Employing young workers during the school year and through educational internships may be educational for the workers as well as for the employers that must adhere to specific related requirements governing what work youth may perform, how many hours youth may work during the school year, and how much they may be paid under the Fair Labor Standards Act and other federal laws, child labor laws, and state laws.
Under the Fair Labor Standards Act, employers must ensure that workers are paid at least the minimum wage and one and one-half times workers’ regular rate of pay for all hours worked in excess of 40 in a week. Those younger than 18 are covered by the FLSA and other federal laws.

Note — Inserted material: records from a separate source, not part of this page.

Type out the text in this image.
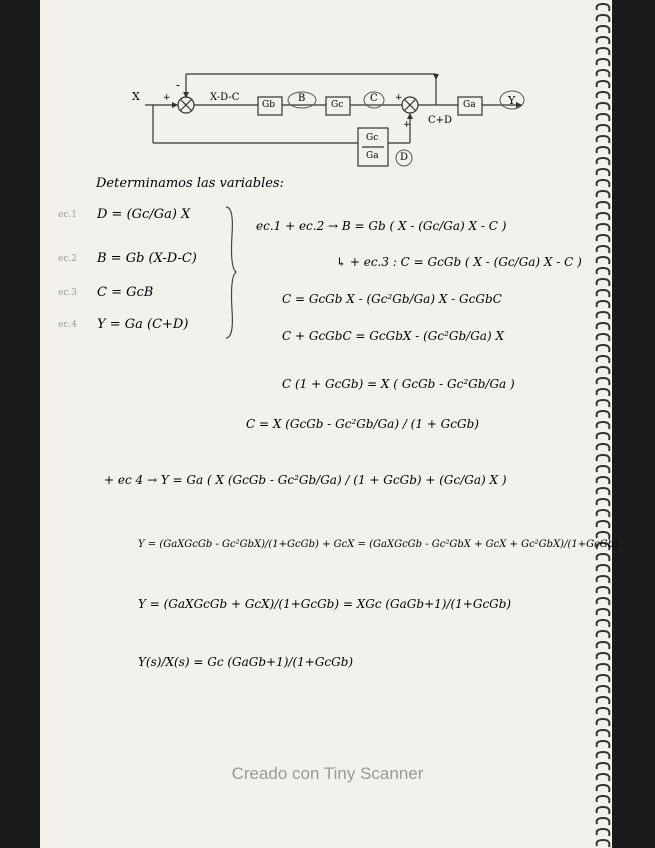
X	Y
X-D-C
-
+	+
+
Gb	Gc	Ga
Gc
Ga
B	C
D
C+D
Determinamos las variables:
ec.1 D = (Gc/Ga) X
ec.2 B = Gb (X-D-C)
ec.3 C = GcB
ec.4 Y = Ga (C+D)
ec.1 + ec.2 → B = Gb ( X - (Gc/Ga) X - C )
↳ + ec.3 : C = GcGb ( X - (Gc/Ga) X - C )
C = GcGb X - (Gc²Gb/Ga) X - GcGbC
C + GcGbC = GcGbX - (Gc²Gb/Ga) X
C (1 + GcGb) = X ( GcGb - Gc²Gb/Ga )
C = X (GcGb - Gc²Gb/Ga) / (1 + GcGb)
+ ec 4 → Y = Ga ( X (GcGb - Gc²Gb/Ga) / (1 + GcGb) + (Gc/Ga) X )
Y = (GaXGcGb - Gc²GbX)/(1+GcGb) + GcX = (GaXGcGb - Gc²GbX + GcX + Gc²GbX)/(1+GcGb)
Y = (GaXGcGb + GcX)/(1+GcGb) = XGc (GaGb+1)/(1+GcGb)
Y(s)/X(s) = Gc (GaGb+1)/(1+GcGb)
Creado con Tiny Scanner
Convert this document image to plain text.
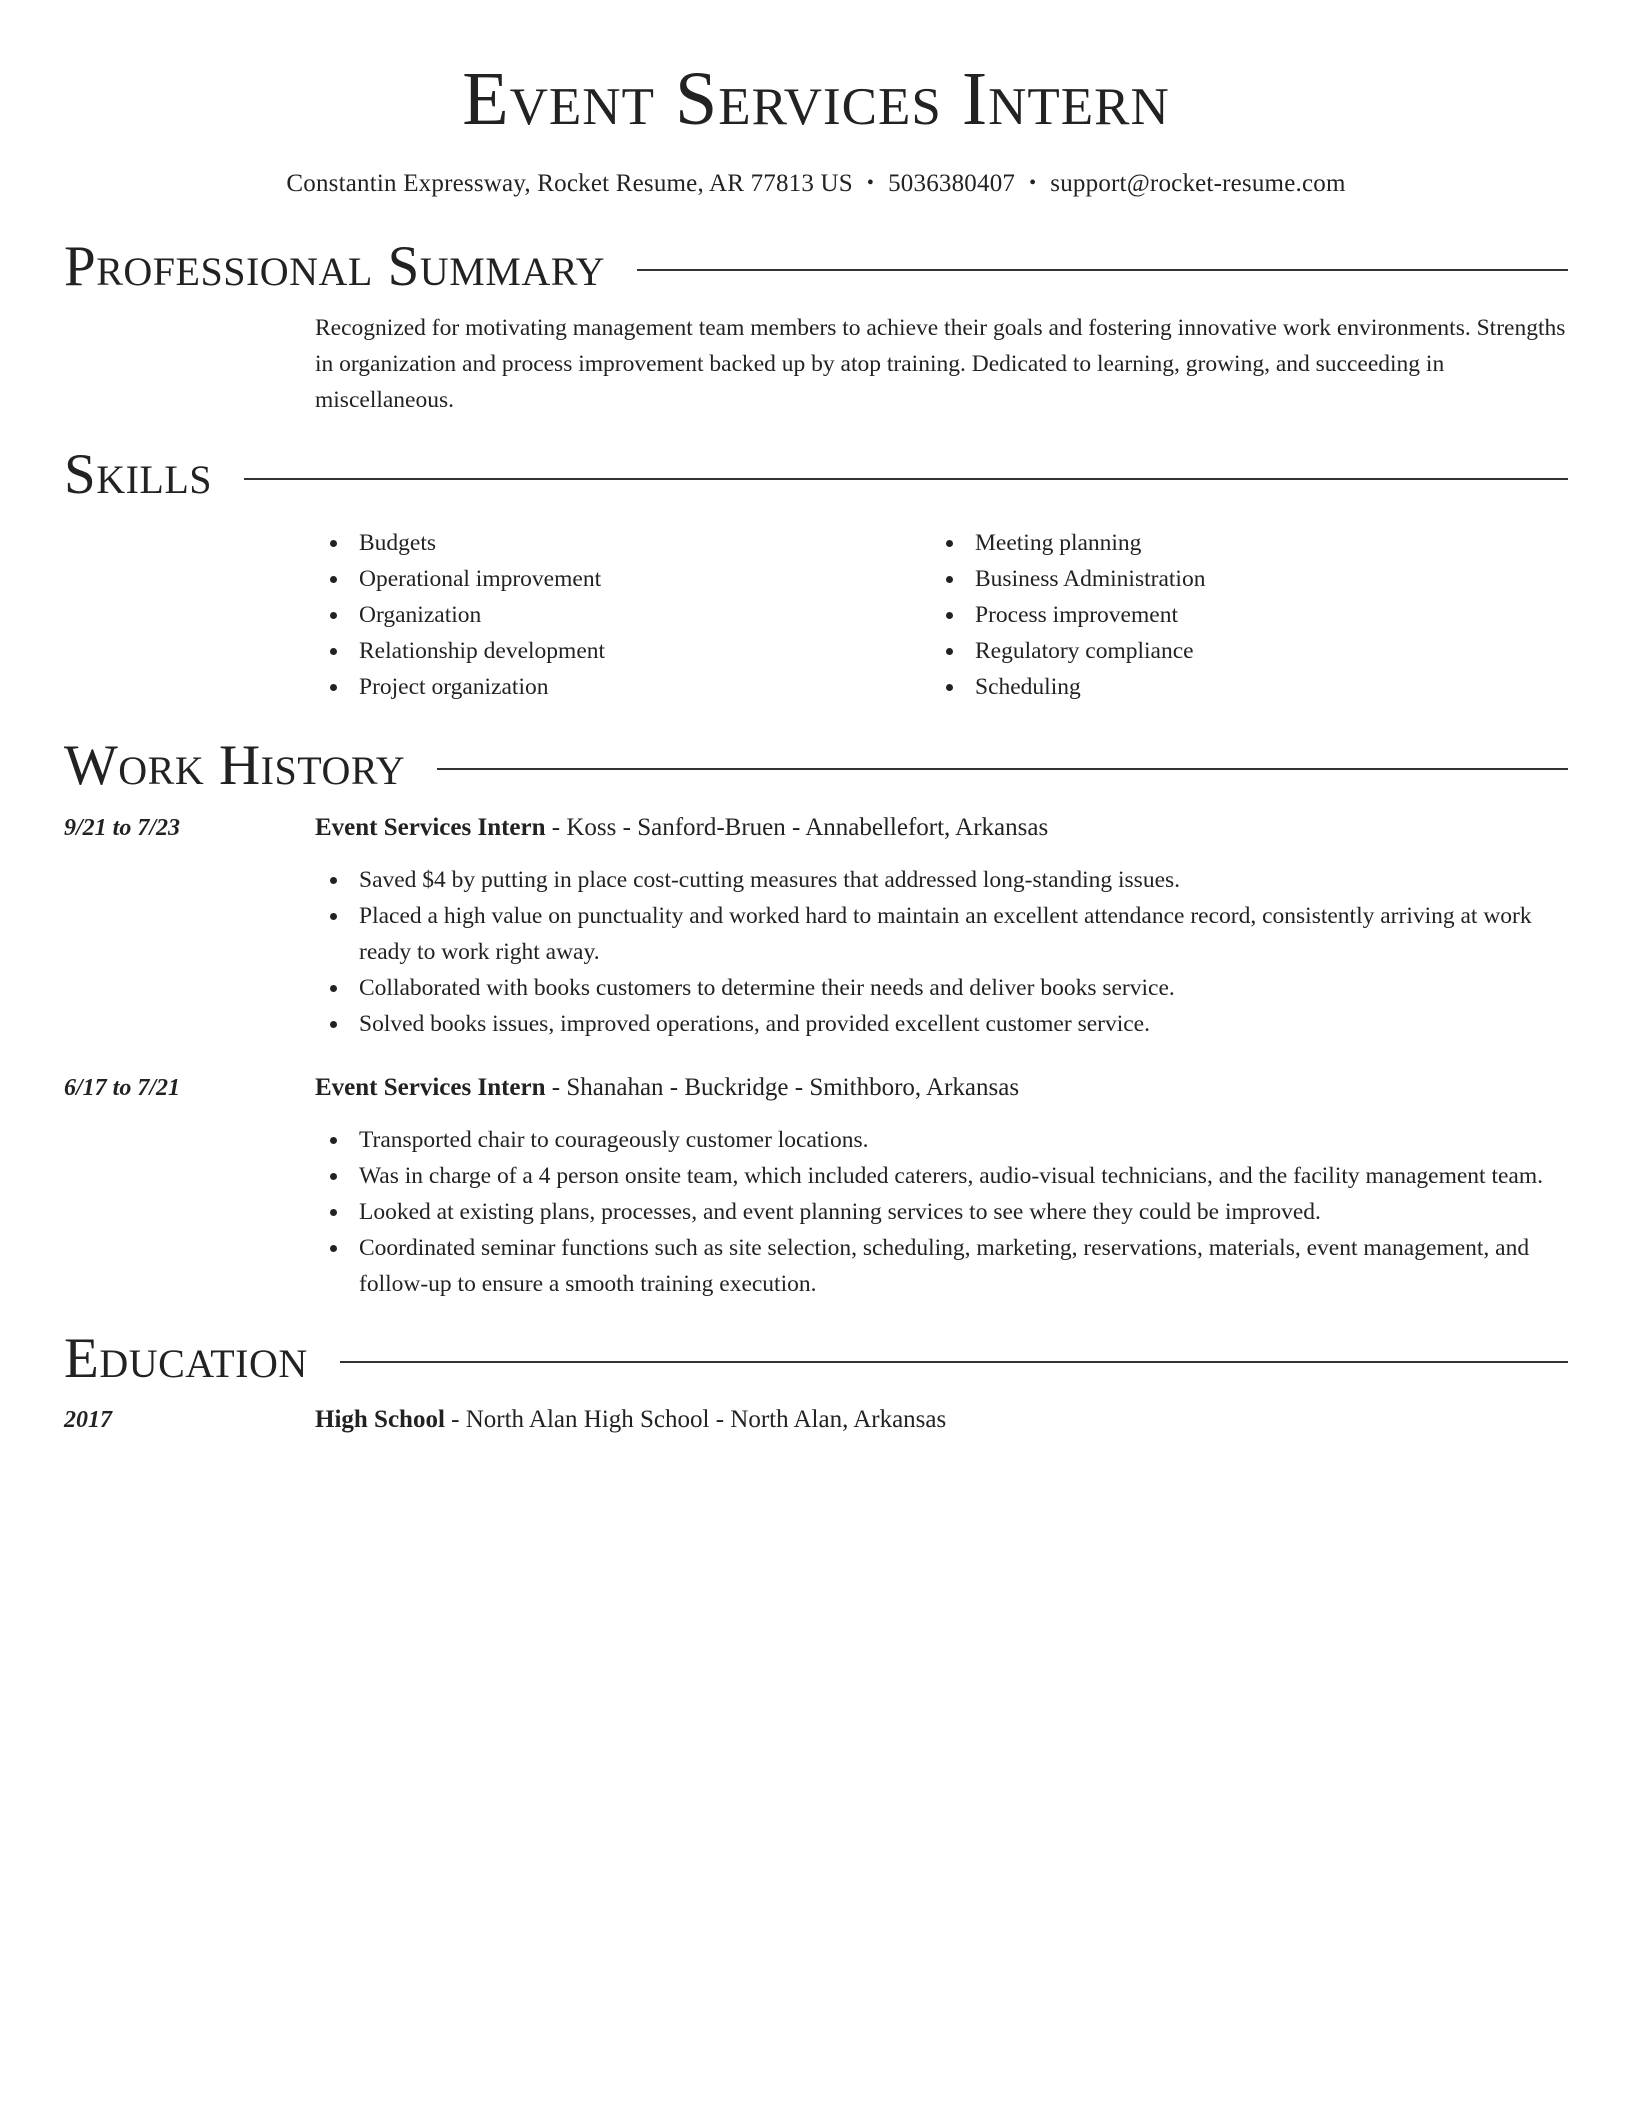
Event Services Intern
Constantin Expressway, Rocket Resume, AR 77813 US • 5036380407 • support@rocket-resume.com
Professional Summary
Recognized for motivating management team members to achieve their goals and fostering innovative work environments. Strengths in organization and process improvement backed up by atop training. Dedicated to learning, growing, and succeeding in miscellaneous.
Skills
Budgets
Operational improvement
Organization
Relationship development
Project organization
Meeting planning
Business Administration
Process improvement
Regulatory compliance
Scheduling
Work History
9/21 to 7/23	Event Services Intern - Koss - Sanford-Bruen - Annabellefort, Arkansas
Saved $4 by putting in place cost-cutting measures that addressed long-standing issues.
Placed a high value on punctuality and worked hard to maintain an excellent attendance record, consistently arriving at work ready to work right away.
Collaborated with books customers to determine their needs and deliver books service.
Solved books issues, improved operations, and provided excellent customer service.
6/17 to 7/21	Event Services Intern - Shanahan - Buckridge - Smithboro, Arkansas
Transported chair to courageously customer locations.
Was in charge of a 4 person onsite team, which included caterers, audio-visual technicians, and the facility management team.
Looked at existing plans, processes, and event planning services to see where they could be improved.
Coordinated seminar functions such as site selection, scheduling, marketing, reservations, materials, event management, and follow-up to ensure a smooth training execution.
Education
2017	High School - North Alan High School - North Alan, Arkansas
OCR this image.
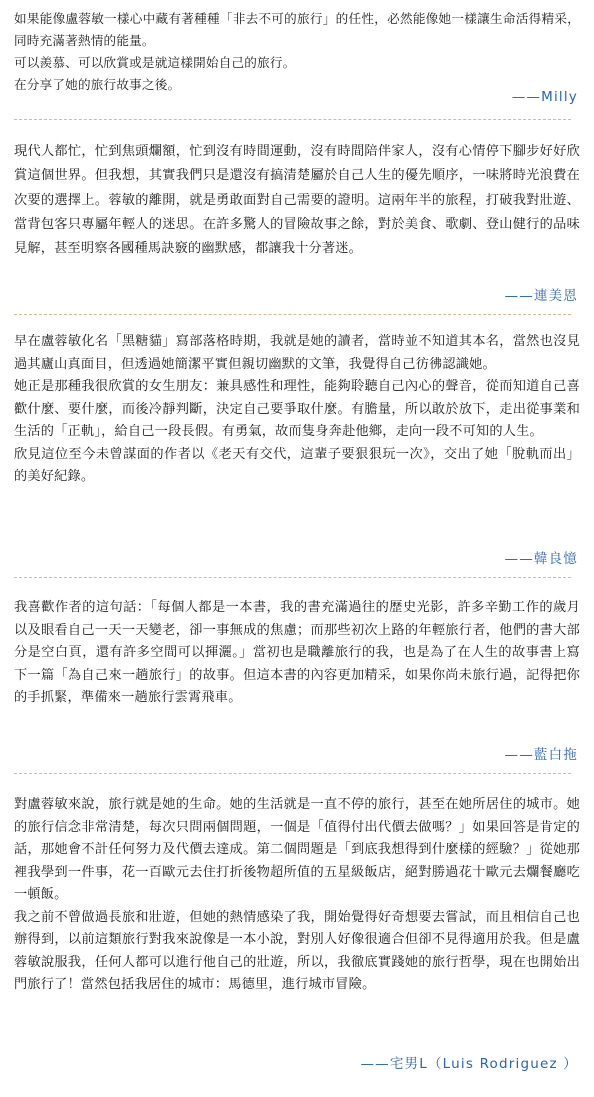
如果能像盧蓉敏一樣心中藏有著種種「非去不可的旅行」的任性，必然能像她一樣讓生命活得精采，同時充滿著熱情的能量。

可以羨慕、可以欣賞或是就這樣開始自己的旅行。

在分享了她的旅行故事之後。

——Milly

現代人都忙，忙到焦頭爛額，忙到沒有時間運動，沒有時間陪伴家人，沒有心情停下腳步好好欣賞這個世界。但我想，其實我們只是還沒有搞清楚屬於自己人生的優先順序，一味將時光浪費在次要的選擇上。蓉敏的離開，就是勇敢面對自己需要的證明。這兩年半的旅程，打破我對壯遊、當背包客只專屬年輕人的迷思。在許多驚人的冒險故事之餘，對於美食、歌劇、登山健行的品味見解，甚至明察各國種馬訣竅的幽默感，都讓我十分著迷。

——連美恩

早在盧蓉敏化名「黑糖貓」寫部落格時期，我就是她的讀者，當時並不知道其本名，當然也沒見過其廬山真面目，但透過她簡潔平實但親切幽默的文筆，我覺得自己彷彿認識她。

她正是那種我很欣賞的女生朋友：兼具感性和理性，能夠聆聽自己內心的聲音，從而知道自己喜歡什麼、要什麼，而後冷靜判斷，決定自己要爭取什麼。有膽量，所以敢於放下，走出從事業和生活的「正軌」，給自己一段長假。有勇氣，故而隻身奔赴他鄉，走向一段不可知的人生。

欣見這位至今未曾謀面的作者以《老天有交代，這輩子要狠狠玩一次》，交出了她「脫軌而出」的美好紀錄。

——韓良憶

我喜歡作者的這句話：「每個人都是一本書，我的書充滿過往的歷史光影，許多辛勤工作的歲月以及眼看自己一天一天變老，卻一事無成的焦慮；而那些初次上路的年輕旅行者，他們的書大部分是空白頁，還有許多空間可以揮灑。」當初也是職離旅行的我，也是為了在人生的故事書上寫下一篇「為自己來一趟旅行」的故事。但這本書的內容更加精采，如果你尚未旅行過，記得把你的手抓緊，準備來一趟旅行雲霄飛車。

——藍白拖

對盧蓉敏來說，旅行就是她的生命。她的生活就是一直不停的旅行，甚至在她所居住的城市。她的旅行信念非常清楚，每次只問兩個問題，一個是「值得付出代價去做嗎？」如果回答是肯定的話，那她會不計任何努力及代價去達成。第二個問題是「到底我想得到什麼樣的經驗？」從她那裡我學到一件事，花一百歐元去住打折後物超所值的五星級飯店，絕對勝過花十歐元去爛餐廳吃一頓飯。

我之前不曾做過長旅和壯遊，但她的熱情感染了我，開始覺得好奇想要去嘗試，而且相信自己也辦得到，以前這類旅行對我來說像是一本小說，對別人好像很適合但卻不見得適用於我。但是盧蓉敏說服我，任何人都可以進行他自己的壯遊，所以，我徹底實踐她的旅行哲學，現在也開始出門旅行了！當然包括我居住的城市：馬德里，進行城市冒險。

——宅男L（Luis Rodriguez ）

The FLSA also allows states to enact more restrictive child-labor laws. Employers should follow the law that provides minor employees with the most protection.
Employers may pay workers who are younger than 20 a minimum hourly wage of $4.25 for the first 90 consecutive days of employment under the federal Youth Opportunity Wage; however, state or local laws may supersede the youth opportunity minimum wage if the laws are to the workers’ advantage.
For example, effective Jan. 1, 2018, Minnesota's hourly minimum wage is to rise to $9.65 from $9.50 for large employers and to $7.87 from $7.75 for other state minimum wages, including those for small employers, the youth wage that must be paid to workers younger than 18 who are not covered under federal law, the training wage paid to employees younger than 20 for the first 90 consecutive days of employment, and the summer-work travel exchange visitor program.
Generally, the same minimum-age work restrictions apply when school is in session as apply during summer months and school holiday periods: Retail and quick-service establishments generally may hire minors at least 14 years old, but restrictions exist on the work they may perform and the hours they may work.
Children younger than 14 may be employed in work that is exempt from the FLSA, such as delivering newspapers to consumers, and in work not covered by the FLSA, such as minor chores around private homes or casual baby-sitting. Otherwise, such children may not be employed in nonagricultural work covered by the FLSA.
The hours that 14- and 15-year-olds may work generally are more liberal in the summer. During weeks when school is not in session, 14- and 15-year-olds may work up to eight hours a day and 40 hours in a week.
Once school is in session, stricter requirements exist. Workers who are 14 and 15 may be employed only outside of school hours, unless enrolled in an approved training program; they may not work more than three hours on a school day, and not more than 18 hours in a school week.
While 14- and 15-year olds may work from 7 a.m. to 9 p.m. from June 1 to Labor Day, their work hours during the school year must only be scheduled during the period from 7 a.m. to 7 p.m.
Minors younger than 16 may only be employed outside of school hours in agricultural work, except by their parents. No federal limits affect the number of hours they may work
Minors who are at least 16 are not limited in the hours or times that they may work, and they may be employed in any occupation except those declared to be hazardous by the Labor Department, but state laws often impose restrictions that employers must follow. Federal child labor provisions no longer apply once a youth turns 18.
Employers with multistate operations should be mindful of state requirements. For example, some states, such as Alabama, Delaware, and Massachusetts, limit how many days 14- and 15-year olds may work. Michigan, New Hampshire, and Pennsylvania have time and hour limits for employees ages 16 and 17.
Roughly half the states have provisions regarding meal and rest periods that apply for all minors or for minors of a specific age, such as Alabama and Hawaii that have requirements specific to 14- and 15-year-olds.
Workers who are 14 and 15 may be employed in work and career exploration programs during school hours for up to three hours on a school day and 23 hours in a school week, including during school hours, if certain conditions are met.
Among the conditions, the Work Experience and Career Exploration Program must be approved by the Labor Department’s Wage and Hour Division, the program must be school supervised and administered, students must receive school credit for on-the-job experience, and the work must not be in manufacturing, mining, or other hazardous occupations.
Additionally, internships allow young workers to gain work experience, but require employers to be careful to ensure when classifying a worker as an intern versus an employee that the internship satisfies the Labor Department’s six-factor test.
Employers may be subject to fines and other penalties for violating child-labor laws.